Today is Tuesday, Sept. 11, the 254th day of 2018. There are 111 days left in the year.
Today's Highlight in History:
On Sept. 11, 2001, on America's single-worst day of terrorism, nearly 3,000 people were killed as 19 al-Qaida members hijacked four passenger jetliners, sending two of the planes smashing into New York's World Trade Center, one into the Pentagon and the fourth into a field in western Pennsylvania.
On this date:
In 1297, Scottish rebels led by William Wallace and Andrew Moray defeated English troops in the Battle of Stirling Bridge during the First War of Scottish Independence.
In 1789, Alexander Hamilton was appointed the first U.S. Secretary of the Treasury.
In 1814, an American fleet scored a decisive victory over the British in the Battle of Lake Champlain in the War of 1812.
In 1857, the Mountain Meadows Massacre took place in present-day southern Utah as a 120-member Arkansas immigrant party was slaughtered by Mormon militiamen aided by Paiute Indians.
In 1936, Boulder Dam (now Hoover Dam) began operation as President Franklin D. Roosevelt pressed a key in Washington to signal the startup of the dam's first hydroelectric generator.
In 1941, groundbreaking took place for the Pentagon. In a speech that drew accusations of anti-Semitism, Charles A. Lindbergh told an America First rally in Des Moines, Iowa, that "the British, the Jewish and the Roosevelt administration" were pushing the United States toward war.
In 1954, the Miss America pageant made its network TV debut on ABC; Miss California, Lee Meriwether, was crowned the winner.
In 1967, the comedy-variety program "The Carol Burnett Show" premiered on CBS.
In 2003, actor John Ritter died six days before his 55th birthday at Providence St. Joseph Medical Center in Burbank, Calif. — the same hospital where he was born in 1948.
In 2006, in a prime-time address, President George W. Bush invoked the memory of the victims of the 9/11 attacks as he staunchly defended the war in Iraq, though he acknowledged that Saddam Hussein was not responsible for the attacks.
In 2007, a new Osama bin Laden videotape was released on the sixth anniversary of 9/11; in it, the al-Qaida leader's voice is heard commemorating one of the suicide hijackers and calling on young Muslims to follow his example by martyring themselves in attacks.
In 2012, a mob armed with guns and grenades launched a fiery nightlong attack on a U.S. diplomatic outpost and a CIA annex in Benghazi, Libya, killing U.S. Ambassador Chris Stevens and three other Americans.
Ten years ago: Presidential candidates John McCain and Barack Obama put aside politics as they visited ground zero together on the anniversary of 9/11 to honor its victims. ABC News broadcast an interview with John McCain's running mate, Alaska Gov. Sarah Palin, who said she was ready to be president if called upon, but sidestepped questions on whether she had the national security credentials needed to be commander in chief.

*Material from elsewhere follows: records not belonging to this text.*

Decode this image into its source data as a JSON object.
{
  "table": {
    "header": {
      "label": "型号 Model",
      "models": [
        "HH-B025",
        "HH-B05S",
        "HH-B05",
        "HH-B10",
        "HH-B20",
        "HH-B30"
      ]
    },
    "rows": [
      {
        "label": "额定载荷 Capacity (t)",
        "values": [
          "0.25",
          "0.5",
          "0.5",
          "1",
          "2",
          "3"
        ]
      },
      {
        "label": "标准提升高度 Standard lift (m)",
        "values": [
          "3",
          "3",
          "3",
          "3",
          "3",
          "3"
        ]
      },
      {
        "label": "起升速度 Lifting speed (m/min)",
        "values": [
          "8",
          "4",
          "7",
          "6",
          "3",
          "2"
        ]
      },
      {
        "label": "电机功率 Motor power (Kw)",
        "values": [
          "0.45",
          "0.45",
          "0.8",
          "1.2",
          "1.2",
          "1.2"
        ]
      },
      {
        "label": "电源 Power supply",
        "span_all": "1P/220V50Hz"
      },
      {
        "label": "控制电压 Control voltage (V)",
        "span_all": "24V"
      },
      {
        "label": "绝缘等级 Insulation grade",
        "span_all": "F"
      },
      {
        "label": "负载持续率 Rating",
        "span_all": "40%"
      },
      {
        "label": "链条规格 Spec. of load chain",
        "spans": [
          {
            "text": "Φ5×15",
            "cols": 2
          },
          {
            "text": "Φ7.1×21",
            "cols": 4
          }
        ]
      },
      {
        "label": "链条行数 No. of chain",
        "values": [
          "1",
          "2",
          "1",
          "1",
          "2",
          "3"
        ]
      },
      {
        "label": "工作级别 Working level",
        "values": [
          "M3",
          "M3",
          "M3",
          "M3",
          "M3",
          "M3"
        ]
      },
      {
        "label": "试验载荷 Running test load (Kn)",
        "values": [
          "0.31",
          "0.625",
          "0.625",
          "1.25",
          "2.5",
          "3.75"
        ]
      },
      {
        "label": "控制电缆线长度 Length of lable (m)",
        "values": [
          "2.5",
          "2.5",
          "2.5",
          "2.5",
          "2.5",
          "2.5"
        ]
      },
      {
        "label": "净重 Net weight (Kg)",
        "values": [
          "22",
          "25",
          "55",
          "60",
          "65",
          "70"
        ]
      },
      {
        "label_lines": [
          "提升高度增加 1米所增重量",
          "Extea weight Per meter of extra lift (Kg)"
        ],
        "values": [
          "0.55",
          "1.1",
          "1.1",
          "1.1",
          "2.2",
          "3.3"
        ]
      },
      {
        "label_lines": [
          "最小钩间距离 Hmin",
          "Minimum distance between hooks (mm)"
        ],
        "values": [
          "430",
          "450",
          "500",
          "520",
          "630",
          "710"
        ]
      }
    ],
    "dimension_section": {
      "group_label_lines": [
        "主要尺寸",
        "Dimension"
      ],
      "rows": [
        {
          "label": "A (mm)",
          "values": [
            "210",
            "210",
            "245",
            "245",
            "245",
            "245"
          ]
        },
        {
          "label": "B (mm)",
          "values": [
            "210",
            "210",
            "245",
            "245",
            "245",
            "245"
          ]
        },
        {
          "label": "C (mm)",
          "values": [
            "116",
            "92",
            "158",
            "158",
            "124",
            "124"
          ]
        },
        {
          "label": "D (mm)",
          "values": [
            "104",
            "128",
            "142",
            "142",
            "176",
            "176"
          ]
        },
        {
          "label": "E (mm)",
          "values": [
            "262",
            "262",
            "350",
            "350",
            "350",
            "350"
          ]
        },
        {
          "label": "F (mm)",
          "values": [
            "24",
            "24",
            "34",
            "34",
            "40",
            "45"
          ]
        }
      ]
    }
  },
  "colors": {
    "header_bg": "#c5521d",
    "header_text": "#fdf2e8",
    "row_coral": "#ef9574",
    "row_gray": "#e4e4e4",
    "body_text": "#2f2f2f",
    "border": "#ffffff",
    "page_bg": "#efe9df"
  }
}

Five years ago: A car bomb tore through a Libyan Foreign Ministry building in the eastern city of Benghazi on the anniversary of a deadly attack on the U.S. consulate there as well as the 2001 terror attacks in the United States. More than 1 million people showed their support for Catalan independence by joining hands to form a 250-mile human chain across the northeastern region of Spain.
One year ago: Authorities sent an aircraft carrier and other Navy ships to help with search-and-rescue operations in Florida, where a flyover of the Keys revealed what Gov. Rick Scott described as scenes of devastation from Hurricane Irma. Irma weakened to a tropical storm, and then a tropical depression, and finally left Florida after a run up the entire 400-mile length of the state. An estimated 13 million people in Florida remained without power.